在空间和时间尺度上准确预测大型水体的水质仍然是一项艰巨的任务,对人类福祉和可持续发展具有重大影响(符合可持续发展目标6 -清洁水和卫生设施)。传统的数据驱动的水质预测模型在一定程度上依赖于野外生存,既不划算也不省时。社会经济指标同时被用作水质的预测变量;然而,这些数据集通常以粗糙的时间分辨率提供,限制了它们对时间敏感分析的适用性。在这项研究中,我们将机器学习(ML)模型与社会经济指标和遥感反射率(RRS)相结合,以解决预测印度次大陆228个湖泊系统的生化需氧量(BOD)和总大肠菌群(TCB)水平的时间性挑战。Pearson相关分析显示,BOD、TCB与输入变量之间的直接相关性有限(<0.5)。然而,逐步遗漏和委托分析表明,将RRS纳入社会经济模型显着提高了ML模型的预测性能。该方法对BOD和TCB的分类精度较高,曲线下面积(Area Under the Curve, AUC)得分分别为0.84和0.96,具有较强的时序水质评价潜力。在测试的监督学习方法中,随机森林模型在准确性和鲁棒性方面优于所有其他方法。本研究提出了一个能够以高时空分辨率预测BOD和TCB的综合框架,为有效和高效的水生生态系统管理提供了有价值的见解,从而实现及时的干预和明智的决策。
期刊介绍:
Groundwater for Sustainable Development is directed to different stakeholders and professionals, including government and non-governmental organizations, international funding agencies, universities, public water institutions, public health and other public/private sector professionals, and other relevant institutions.
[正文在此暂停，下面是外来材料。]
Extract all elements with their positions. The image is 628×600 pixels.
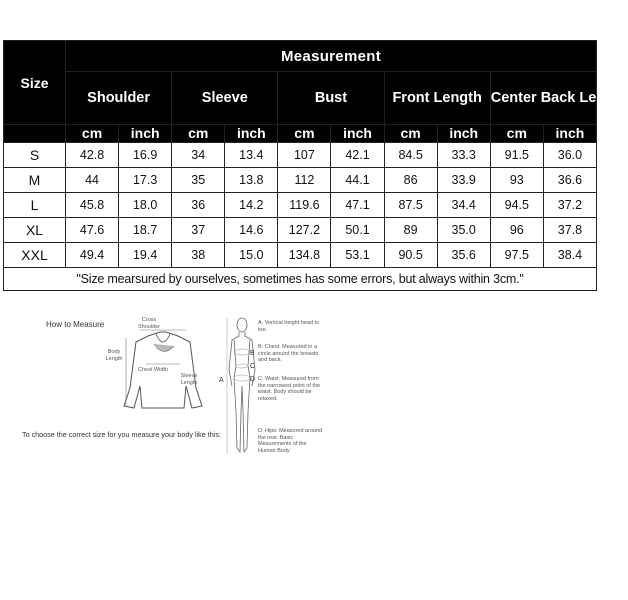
measurement-cell: 18.0 <box>119 193 172 218</box>
measurement-cell: 37 <box>172 218 225 243</box>
unit-header: cm <box>172 125 225 143</box>
measurement-cell: 35.0 <box>437 218 490 243</box>
group-header-row <box>4 72 597 125</box>
measurement-cell: 49.4 <box>66 243 119 268</box>
measurement-cell: 33.3 <box>437 143 490 168</box>
table-body <box>4 143 597 268</box>
measurement-cell: 47.1 <box>331 193 384 218</box>
group-header: Sleeve <box>172 72 278 125</box>
measurement-cell: 17.3 <box>119 168 172 193</box>
table-row <box>4 193 597 218</box>
measurement-cell: 44.1 <box>331 168 384 193</box>
group-header: Shoulder <box>66 72 172 125</box>
note-b: B: Chest: Measured in a circle around the breasts and back. <box>258 344 319 363</box>
how-to-measure-diagram <box>18 300 338 470</box>
measurement-cell: 34.4 <box>437 193 490 218</box>
letter-b: B <box>250 350 255 357</box>
unit-header: inch <box>119 125 172 143</box>
measurement-cell: 87.5 <box>384 193 437 218</box>
measurement-cell: 35.6 <box>437 243 490 268</box>
size-chart-table <box>3 40 628 291</box>
measurement-cell: 42.8 <box>66 143 119 168</box>
unit-header: cm <box>384 125 437 143</box>
table-row <box>4 143 597 168</box>
measurement-cell: 42.1 <box>331 143 384 168</box>
measurement-cell: 33.9 <box>437 168 490 193</box>
group-header: Front Length <box>384 72 490 125</box>
measurement-cell: 34 <box>172 143 225 168</box>
chest-width-label: Chest Width <box>138 367 168 373</box>
unit-header: inch <box>437 125 490 143</box>
measure-instruction: To choose the correct size for you measure your body like this: <box>22 430 221 439</box>
unit-header: inch <box>225 125 278 143</box>
group-header: Center Back Length <box>490 72 596 125</box>
sweater-sketch <box>118 328 208 418</box>
unit-header: inch <box>543 125 596 143</box>
measurement-cell: 16.9 <box>119 143 172 168</box>
body-figure-sketch <box>226 316 258 456</box>
cross-shoulder-label: Cross Shoulder <box>137 317 161 330</box>
table-row <box>4 218 597 243</box>
note-a: A: Vertical height head to toe. <box>258 320 320 333</box>
measurement-cell: 97.5 <box>490 243 543 268</box>
measurement-cell: 38.4 <box>543 243 596 268</box>
measurement-header: Measurement <box>66 41 597 72</box>
measurement-cell: 35 <box>172 168 225 193</box>
measurement-cell: 19.4 <box>119 243 172 268</box>
size-cell: L <box>4 193 66 218</box>
measurement-cell: 127.2 <box>278 218 331 243</box>
measurement-cell: 14.2 <box>225 193 278 218</box>
size-cell: XXL <box>4 243 66 268</box>
note-row <box>4 268 597 291</box>
unit-header: cm <box>490 125 543 143</box>
size-cell: S <box>4 143 66 168</box>
how-to-measure-title: How to Measure <box>46 320 105 329</box>
unit-header: cm <box>66 125 119 143</box>
measurement-cell: 36 <box>172 193 225 218</box>
letter-c: C <box>250 363 256 370</box>
measurement-cell: 37.8 <box>543 218 596 243</box>
size-header: Size <box>4 41 66 125</box>
note-d: D: Hips: Measured around the rear. Basic Mesurements of the Human Body <box>258 428 323 454</box>
letter-a: A <box>219 377 224 384</box>
size-cell: XL <box>4 218 66 243</box>
measurement-cell: 18.7 <box>119 218 172 243</box>
measurement-cell: 107 <box>278 143 331 168</box>
measurement-cell: 90.5 <box>384 243 437 268</box>
measurement-cell: 15.0 <box>225 243 278 268</box>
measurement-cell: 134.8 <box>278 243 331 268</box>
measurement-cell: 84.5 <box>384 143 437 168</box>
measurement-cell: 13.8 <box>225 168 278 193</box>
sleeve-length-label: Sleeve Length <box>180 373 198 386</box>
measurement-cell: 50.1 <box>331 218 384 243</box>
measurement-cell: 91.5 <box>490 143 543 168</box>
measurement-cell: 45.8 <box>66 193 119 218</box>
measurement-cell: 53.1 <box>331 243 384 268</box>
measurement-cell: 96 <box>490 218 543 243</box>
unit-blank-cell <box>4 125 66 143</box>
unit-header: cm <box>278 125 331 143</box>
group-header: Bust <box>278 72 384 125</box>
measurement-cell: 37.2 <box>543 193 596 218</box>
measurement-cell: 86 <box>384 168 437 193</box>
measurement-cell: 38 <box>172 243 225 268</box>
unit-header: inch <box>331 125 384 143</box>
measurement-cell: 13.4 <box>225 143 278 168</box>
size-cell: M <box>4 168 66 193</box>
body-length-label: Body Length <box>105 349 123 362</box>
letter-d: D <box>250 376 256 383</box>
measurement-cell: 44 <box>66 168 119 193</box>
measurement-note: "Size mearsured by ourselves, sometimes has some errors, but always within 3cm." <box>4 268 597 291</box>
measurement-cell: 94.5 <box>490 193 543 218</box>
measurement-cell: 93 <box>490 168 543 193</box>
table-row <box>4 243 597 268</box>
measurement-cell: 89 <box>384 218 437 243</box>
measurement-cell: 119.6 <box>278 193 331 218</box>
measurement-cell: 36.6 <box>543 168 596 193</box>
unit-header-row <box>4 125 597 143</box>
measurement-cell: 47.6 <box>66 218 119 243</box>
note-c: C: Waist: Measured from the narrowest point of the waist. Body should be relaxed. <box>258 376 321 402</box>
table-row <box>4 168 597 193</box>
measurement-cell: 14.6 <box>225 218 278 243</box>
measurement-cell: 112 <box>278 168 331 193</box>
measurement-cell: 36.0 <box>543 143 596 168</box>
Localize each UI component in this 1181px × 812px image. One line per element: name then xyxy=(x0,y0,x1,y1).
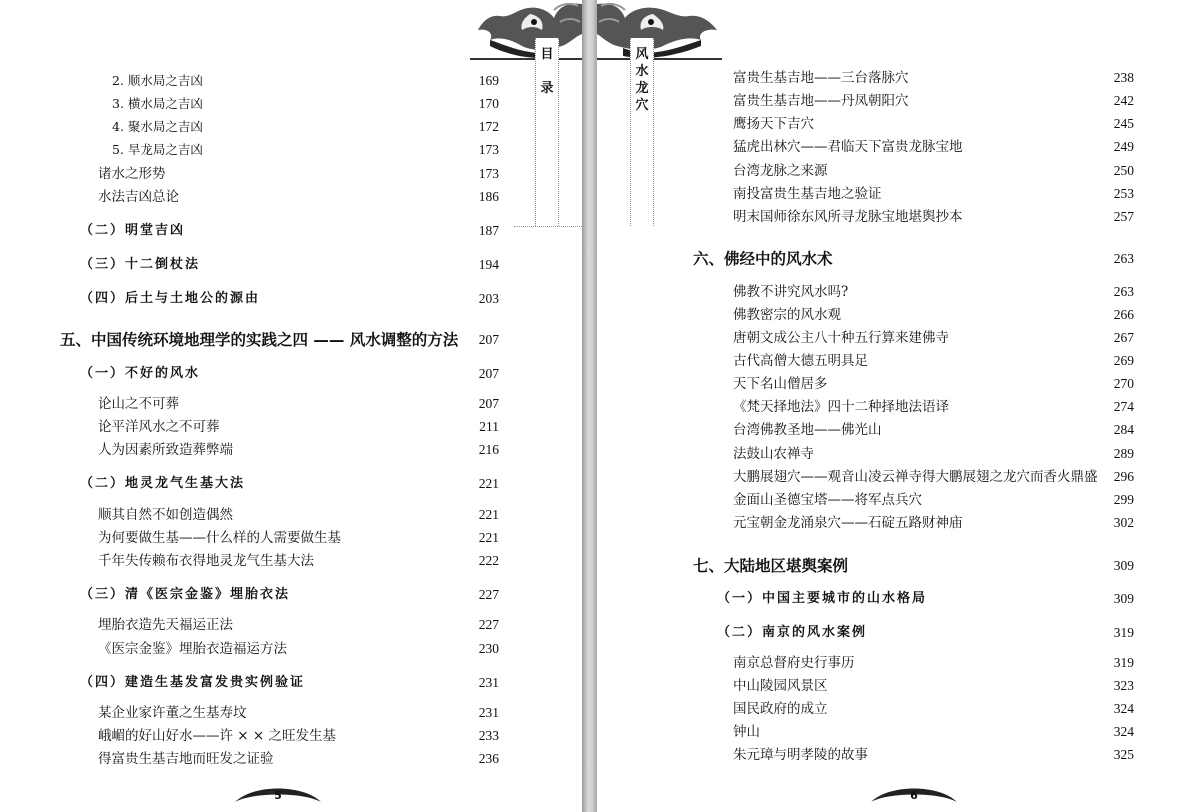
toc-page-number: 269 xyxy=(1113,353,1134,368)
toc-entry-row xyxy=(597,489,1181,511)
toc-entry-row xyxy=(0,393,582,415)
toc-entry-row xyxy=(0,725,582,747)
toc-title: 5. 旱龙局之吉凶 xyxy=(112,142,203,157)
toc-page-number: 242 xyxy=(1113,93,1134,108)
toc-title: 诸水之形势 xyxy=(98,166,166,182)
toc-page-number: 249 xyxy=(1113,139,1134,154)
toc-entry-row xyxy=(597,373,1181,395)
toc-page-number: 324 xyxy=(1113,701,1134,716)
toc-page-number: 270 xyxy=(1113,376,1134,391)
toc-entry-row xyxy=(597,90,1181,112)
toc-page-number: 319 xyxy=(1113,625,1134,640)
toc-entry-row xyxy=(597,304,1181,326)
toc-entry-row xyxy=(597,396,1181,418)
toc-page-number: 169 xyxy=(478,73,499,88)
toc-entry-row xyxy=(0,70,582,92)
toc-entry-row xyxy=(597,160,1181,182)
toc-title: 金面山圣德宝塔——将军点兵穴 xyxy=(733,492,922,508)
right-page xyxy=(597,0,1181,812)
toc-entry-row xyxy=(597,113,1181,135)
toc-page-number: 207 xyxy=(478,366,499,381)
toc-page-number: 245 xyxy=(1113,116,1134,131)
toc-entry-row xyxy=(0,638,582,660)
toc-title: 唐朝文成公主八十种五行算来建佛寺 xyxy=(733,330,949,346)
toc-entry-row xyxy=(0,416,582,438)
toc-section-row xyxy=(0,584,582,606)
toc-entry-row xyxy=(0,439,582,461)
toc-page-number: 263 xyxy=(1113,284,1134,299)
toc-entry-row xyxy=(597,67,1181,89)
toc-entry-row xyxy=(597,698,1181,720)
toc-entry-row xyxy=(0,163,582,185)
toc-title: 佛教密宗的风水观 xyxy=(733,307,841,323)
toc-title: 鹰扬天下吉穴 xyxy=(733,116,814,132)
toc-chapter-row xyxy=(0,329,582,351)
toc-page-number: 221 xyxy=(478,476,499,491)
toc-section-row xyxy=(0,672,582,694)
dragon-head-ornament-right xyxy=(597,0,722,60)
toc-entry-row xyxy=(0,748,582,770)
toc-page-number: 233 xyxy=(478,728,499,743)
toc-entry-row xyxy=(597,419,1181,441)
toc-title: 五、中国传统环境地理学的实践之四 —— 风水调整的方法 xyxy=(60,331,459,349)
toc-entry-row xyxy=(0,186,582,208)
toc-page-number: 284 xyxy=(1113,422,1134,437)
toc-title: 六、佛经中的风水术 xyxy=(693,250,833,268)
toc-title: 明末国师徐东风所寻龙脉宝地堪舆抄本 xyxy=(733,209,963,225)
toc-entry-row xyxy=(597,443,1181,465)
toc-entry-row xyxy=(597,206,1181,228)
toc-page-number: 186 xyxy=(478,189,499,204)
toc-entry-row xyxy=(597,721,1181,743)
toc-entry-row xyxy=(597,512,1181,534)
toc-title: 台湾龙脉之来源 xyxy=(733,163,828,179)
toc-entry-row xyxy=(597,281,1181,303)
tab-label: 目 录 xyxy=(540,47,554,96)
toc-title: （四）建造生基发富发贵实例验证 xyxy=(80,675,306,690)
toc-title: 千年失传赖布衣得地灵龙气生基大法 xyxy=(98,553,314,569)
page-footer-right xyxy=(869,780,959,806)
toc-page-number: 250 xyxy=(1113,163,1134,178)
toc-page-number: 319 xyxy=(1113,655,1134,670)
toc-title: 2. 顺水局之吉凶 xyxy=(112,73,203,88)
toc-page-number: 274 xyxy=(1113,399,1134,414)
toc-title: （三）清《医宗金鉴》埋胎衣法 xyxy=(80,587,291,602)
page-number: 5 xyxy=(274,789,282,802)
toc-title: 七、大陆地区堪舆案例 xyxy=(693,557,849,575)
toc-page-number: 187 xyxy=(478,223,499,238)
dragon-head-ornament-left xyxy=(470,0,582,60)
toc-entry-row xyxy=(0,504,582,526)
toc-entry-row xyxy=(597,652,1181,674)
toc-page-number: 325 xyxy=(1113,747,1134,762)
toc-entry-row xyxy=(597,675,1181,697)
toc-page-number: 302 xyxy=(1113,515,1134,530)
toc-page-number: 309 xyxy=(1113,591,1134,606)
toc-entry-row xyxy=(597,136,1181,158)
toc-section-row xyxy=(597,588,1181,610)
toc-title: 《梵天择地法》四十二种择地法语译 xyxy=(733,399,949,415)
toc-page-number: 296 xyxy=(1113,469,1134,484)
toc-title: 古代高僧大德五明具足 xyxy=(733,353,868,369)
toc-title: 富贵生基吉地——三台落脉穴 xyxy=(733,70,909,86)
page-number: 6 xyxy=(910,789,918,802)
toc-title: 佛教不讲究风水吗? xyxy=(733,284,849,300)
toc-title: 猛虎出林穴——君临天下富贵龙脉宝地 xyxy=(733,139,963,155)
toc-title: 南京总督府史行事历 xyxy=(733,655,855,671)
toc-page-number: 309 xyxy=(1113,558,1134,573)
toc-page-number: 289 xyxy=(1113,446,1134,461)
toc-page-number: 207 xyxy=(478,396,499,411)
page-footer-left xyxy=(233,780,323,806)
toc-title: 顺其自然不如创造偶然 xyxy=(98,507,233,523)
toc-title: 南投富贵生基吉地之验证 xyxy=(733,186,882,202)
toc-page-number: 230 xyxy=(478,641,499,656)
toc-title: 峨嵋的好山好水——许 × × 之旺发生基 xyxy=(98,728,336,744)
toc-section-row xyxy=(597,622,1181,644)
toc-title: 天下名山僧居多 xyxy=(733,376,828,392)
toc-title: 大鹏展翅穴——观音山凌云禅寺得大鹏展翅之龙穴而香火鼎盛 xyxy=(733,469,1098,485)
toc-page-number: 263 xyxy=(1113,251,1134,266)
toc-page-number: 203 xyxy=(478,291,499,306)
toc-chapter-row xyxy=(597,248,1181,270)
toc-page-number: 216 xyxy=(478,442,499,457)
toc-page-number: 227 xyxy=(478,587,499,602)
toc-entry-row xyxy=(0,93,582,115)
toc-title: 埋胎衣造先天福运正法 xyxy=(98,617,233,633)
toc-page-number: 267 xyxy=(1113,330,1134,345)
toc-title: （二）南京的风水案例 xyxy=(717,625,868,640)
toc-entry-row xyxy=(597,744,1181,766)
toc-entry-row xyxy=(597,327,1181,349)
toc-title: 4. 聚水局之吉凶 xyxy=(112,119,203,134)
book-gutter xyxy=(582,0,597,812)
toc-page-number: 221 xyxy=(478,507,499,522)
toc-page-number: 211 xyxy=(479,419,499,434)
toc-entry-row xyxy=(0,139,582,161)
toc-entry-row xyxy=(597,350,1181,372)
toc-title: （三）十二倒杖法 xyxy=(80,257,201,272)
toc-page-number: 222 xyxy=(478,553,499,568)
toc-page-number: 173 xyxy=(478,142,499,157)
toc-title: 得富贵生基吉地而旺发之证验 xyxy=(98,751,274,767)
toc-page-number: 173 xyxy=(478,166,499,181)
toc-page-number: 238 xyxy=(1113,70,1134,85)
toc-title: 论山之不可葬 xyxy=(98,396,179,412)
toc-section-row xyxy=(0,473,582,495)
toc-page-number: 172 xyxy=(478,119,499,134)
toc-entry-row xyxy=(0,702,582,724)
toc-title: （一）中国主要城市的山水格局 xyxy=(717,591,928,606)
toc-title: 法鼓山农禅寺 xyxy=(733,446,814,462)
toc-page-number: 299 xyxy=(1113,492,1134,507)
toc-title: 台湾佛教圣地——佛光山 xyxy=(733,422,882,438)
toc-entry-row xyxy=(0,614,582,636)
toc-page-number: 221 xyxy=(478,530,499,545)
toc-title: 中山陵园风景区 xyxy=(733,678,828,694)
toc-title: 某企业家许董之生基寿坟 xyxy=(98,705,247,721)
toc-page-number: 194 xyxy=(478,257,499,272)
toc-title: 为何要做生基——什么样的人需要做生基 xyxy=(98,530,341,546)
toc-page-number: 207 xyxy=(478,332,499,347)
toc-page-number: 253 xyxy=(1113,186,1134,201)
toc-page-number: 170 xyxy=(478,96,499,111)
toc-entry-row xyxy=(0,550,582,572)
toc-title: 元宝朝金龙涌泉穴——石碇五路财神庙 xyxy=(733,515,963,531)
toc-chapter-row xyxy=(597,555,1181,577)
toc-title: 3. 横水局之吉凶 xyxy=(112,96,203,111)
toc-title: 水法吉凶总论 xyxy=(98,189,179,205)
toc-title: 《医宗金鉴》埋胎衣造福运方法 xyxy=(98,641,287,657)
toc-title: 钟山 xyxy=(733,724,760,740)
toc-entry-row xyxy=(597,466,1181,488)
toc-title: （一）不好的风水 xyxy=(80,366,201,381)
toc-section-row xyxy=(0,363,582,385)
toc-entry-row xyxy=(0,527,582,549)
tab-label: 风 水 龙 穴 xyxy=(635,47,649,113)
toc-entry-row xyxy=(597,183,1181,205)
toc-title: （二）地灵龙气生基大法 xyxy=(80,476,246,491)
toc-page-number: 266 xyxy=(1113,307,1134,322)
toc-page-number: 236 xyxy=(478,751,499,766)
toc-page-number: 257 xyxy=(1113,209,1134,224)
toc-page-number: 231 xyxy=(478,675,499,690)
toc-section-row xyxy=(0,220,582,242)
toc-title: 论平洋风水之不可葬 xyxy=(98,419,220,435)
toc-title: 富贵生基吉地——丹凤朝阳穴 xyxy=(733,93,909,109)
toc-title: 人为因素所致造葬弊端 xyxy=(98,442,233,458)
toc-page-number: 324 xyxy=(1113,724,1134,739)
toc-title: （四）后土与土地公的源由 xyxy=(80,291,261,306)
toc-title: 国民政府的成立 xyxy=(733,701,828,717)
left-page xyxy=(0,0,582,812)
toc-section-row xyxy=(0,254,582,276)
toc-section-row xyxy=(0,288,582,310)
toc-page-number: 231 xyxy=(478,705,499,720)
toc-title: 朱元璋与明孝陵的故事 xyxy=(733,747,868,763)
toc-page-number: 227 xyxy=(478,617,499,632)
toc-title: （二）明堂吉凶 xyxy=(80,223,186,238)
toc-entry-row xyxy=(0,116,582,138)
toc-page-number: 323 xyxy=(1113,678,1134,693)
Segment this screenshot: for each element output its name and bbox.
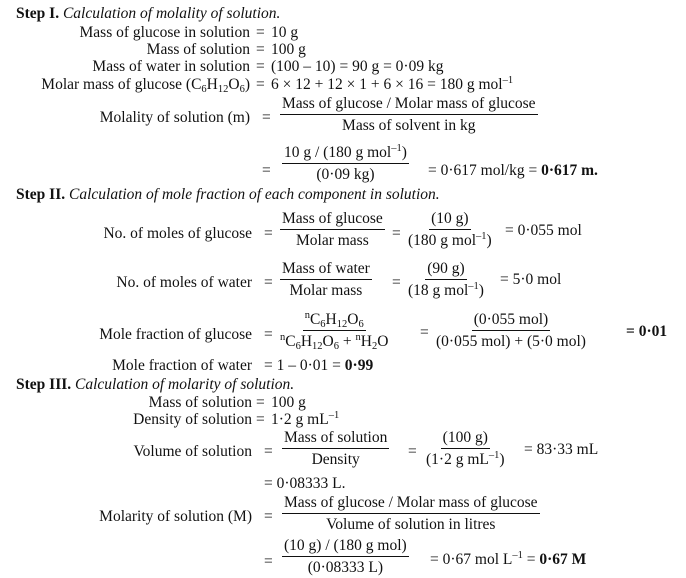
xw-value-bold: 0·99 xyxy=(344,357,374,374)
xg-den1: $^nC_6H_{12}O_6 + ^nH_2O$ xyxy=(280,331,389,352)
molality-numerator: Mass of glucose / Molar mass of glucose xyxy=(280,96,538,115)
glucose-moles-eq2: = xyxy=(392,225,401,242)
volume-den2: (1·2 g $mL^{-1}$) xyxy=(426,449,505,468)
molarity-calc-denominator: (0·08333 L) xyxy=(307,558,384,576)
water-moles-num2: (90 g) xyxy=(425,261,466,280)
step2-title: Calculation of mole fraction of each component in solution. xyxy=(68,186,440,203)
density-value: 1·2 g $mL^{-1}$ xyxy=(271,410,340,428)
glucose-moles-fraction2 xyxy=(406,211,494,248)
volume-den2-text: (1·2 g mL xyxy=(426,450,489,468)
volume-num1: Mass of solution xyxy=(282,430,389,449)
step1-title: Calculation of molality of solution. xyxy=(62,5,281,22)
mass-solution-label: Mass of solution xyxy=(148,394,252,411)
water-moles-fraction2 xyxy=(406,261,486,298)
xw-value-text: = 1 – 0·01 = xyxy=(264,357,341,374)
xg-fraction2 xyxy=(434,312,588,349)
glucose-moles-num1: Mass of glucose xyxy=(280,211,385,230)
molarity-result: = 0·67 mol $L^{-1} = 0\cdot 67$ M xyxy=(430,550,587,568)
volume-eq2: = xyxy=(408,443,417,460)
molarity-fraction xyxy=(282,495,540,532)
xw-label: Mole fraction of water xyxy=(112,357,252,374)
molality-fraction xyxy=(280,96,538,133)
density-label: Density of solution xyxy=(133,411,252,428)
molarity-eq: = xyxy=(264,508,273,525)
water-moles-num1: Mass of water xyxy=(280,261,372,280)
xg-den2: (0·055 mol) + (5·0 mol) xyxy=(436,332,586,350)
step1-row-label: Mass of glucose in solution xyxy=(79,24,250,41)
step2-label: Step II. xyxy=(16,186,66,203)
molality-calc-numerator-text: 10 g / (180 g mol xyxy=(284,144,392,161)
xg-label: Mole fraction of glucose xyxy=(99,326,252,343)
glucose-moles-den1: Molar mass xyxy=(295,231,369,249)
molar-mass-value-text: 6 × 12 + 12 × 1 + 6 × 16 = 180 g mol xyxy=(271,76,503,93)
water-moles-eq: = xyxy=(264,274,273,291)
step1-row-label: Mass of solution xyxy=(146,41,250,58)
water-moles-den2-text: (18 g mol xyxy=(408,281,469,299)
xg-result: = 0·01 xyxy=(626,323,668,340)
volume-litres: = 0·08333 L. xyxy=(264,475,346,492)
step1-heading xyxy=(16,6,280,22)
water-moles-den1: Molar mass xyxy=(289,281,363,299)
volume-num2: (100 g) xyxy=(441,430,490,449)
molarity-result-bold: 0·67 M xyxy=(539,551,587,568)
water-moles-eq2: = xyxy=(392,274,401,291)
molality-calc-numerator: 10 g / (180 g mol$^{-1}$) xyxy=(282,145,409,164)
molality-calc-eq: = xyxy=(262,162,271,179)
volume-fraction2 xyxy=(424,430,507,467)
xg-eq2: = xyxy=(420,324,429,341)
xg-num2: (0·055 mol) xyxy=(472,312,550,331)
glucose-moles-result: = 0·055 mol xyxy=(505,222,582,239)
step1-eq: = xyxy=(256,24,265,41)
molarity-calc-eq: = xyxy=(264,553,273,570)
volume-result: = 83·33 mL xyxy=(524,441,599,458)
water-moles-result: = 5·0 mol xyxy=(500,271,562,288)
molality-eq: = xyxy=(262,109,271,126)
step1-label: Step I. xyxy=(16,5,60,22)
glucose-moles-den2-text: (180 g mol xyxy=(408,231,477,249)
step3-title: Calculation of molarity of solution. xyxy=(75,376,295,393)
glucose-moles-den2: (180 g mol$^{-1}$) xyxy=(408,230,492,249)
molar-mass-value: 6 × 12 + 12 × 1 + 6 × 16 = 180 g mol$^{-1}$ xyxy=(271,75,514,93)
water-moles-fraction1 xyxy=(280,261,372,298)
molarity-numerator: Mass of glucose / Molar mass of glucose xyxy=(282,495,540,514)
molarity-label: Molarity of solution (M) xyxy=(99,508,252,525)
step1-row-label: Mass of water in solution xyxy=(92,58,250,75)
density-eq: = xyxy=(256,411,265,428)
volume-eq: = xyxy=(264,443,273,460)
step3-heading xyxy=(16,377,294,393)
volume-label: Volume of solution xyxy=(133,443,252,460)
volume-den1: Density xyxy=(311,450,360,468)
xg-fraction1 xyxy=(278,310,390,352)
step1-row-value: (100 – 10) = 90 g = 0·09 kg xyxy=(271,58,444,75)
density-value-text: 1·2 g mL xyxy=(271,411,329,428)
glucose-moles-label: No. of moles of glucose xyxy=(103,225,252,242)
molarity-denominator: Volume of solution in litres xyxy=(326,515,496,533)
step3-label: Step III. xyxy=(16,376,72,393)
molality-result-bold: 0·617 m. xyxy=(541,162,598,179)
glucose-moles-eq: = xyxy=(264,225,273,242)
molality-label: Molality of solution (m) xyxy=(99,109,250,126)
step2-heading xyxy=(16,187,440,203)
molar-mass-label: Molar mass of glucose $(C_6H_{12}O_6)$ xyxy=(41,76,250,95)
step1-row-value: 100 g xyxy=(271,41,306,58)
step1-eq: = xyxy=(256,41,265,58)
water-moles-label: No. of moles of water xyxy=(116,274,252,291)
mass-solution-value: 100 g xyxy=(271,394,306,411)
molarity-calc-fraction xyxy=(282,538,409,575)
step1-row-value: 10 g xyxy=(271,24,299,41)
molality-calc-fraction xyxy=(282,145,409,182)
step1-eq: = xyxy=(256,58,265,75)
molality-result xyxy=(428,163,598,179)
glucose-moles-fraction1 xyxy=(280,211,385,248)
step1-eq: = xyxy=(256,76,265,93)
xg-eq: = xyxy=(264,326,273,343)
molar-mass-label-text: Molar mass of glucose (C xyxy=(41,76,202,93)
molarity-calc-numerator: (10 g) / (180 g mol) xyxy=(282,538,409,557)
molality-result-text: = 0·617 mol/kg = xyxy=(428,162,538,179)
water-moles-den2: (18 g mol$^{-1}$) xyxy=(408,280,484,299)
xw-value xyxy=(264,358,373,374)
xg-num1: $^nC_6H_{12}O_6$ xyxy=(304,310,364,330)
molality-calc-denominator: (0·09 kg) xyxy=(316,165,375,183)
molality-denominator: Mass of solvent in kg xyxy=(342,116,476,134)
volume-fraction1 xyxy=(282,430,389,467)
molarity-result-text: = 0·67 mol L xyxy=(430,551,513,568)
mass-solution-eq: = xyxy=(256,394,265,411)
glucose-moles-num2: (10 g) xyxy=(429,211,470,230)
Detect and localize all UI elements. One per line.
It is aimed at professionals, academics and students in the fields of disciplines such as: groundwater and its connection to surface hydrology and environment, soil sciences, engineering, ecology, microbiology, atmospheric sciences, analytical chemistry, hydro-engineering, water technology, environmental ethics, economics, public health, policy, as well as social sciences, legal disciplines, or any other area connected with water issues. The objectives of this journal are to facilitate: • The improvement of effective and sustainable management of water resources across the globe. • The improvement of human access to groundwater resources in adequate quantity and good quality. • The meeting of the increasing demand for drinking and irrigation water needed for food security to contribute to a social and economically sound human development. • The creation of a global inter- and multidisciplinary platform and forum to improve our understanding of groundwater resources and to advocate their effective and sustainable management and protection against contamination. • Interdisciplinary information exchange and to stimulate scientific research in the fields of groundwater related sciences and social and health sciences required to achieve the United Nations Millennium Development Goals for sustainable development.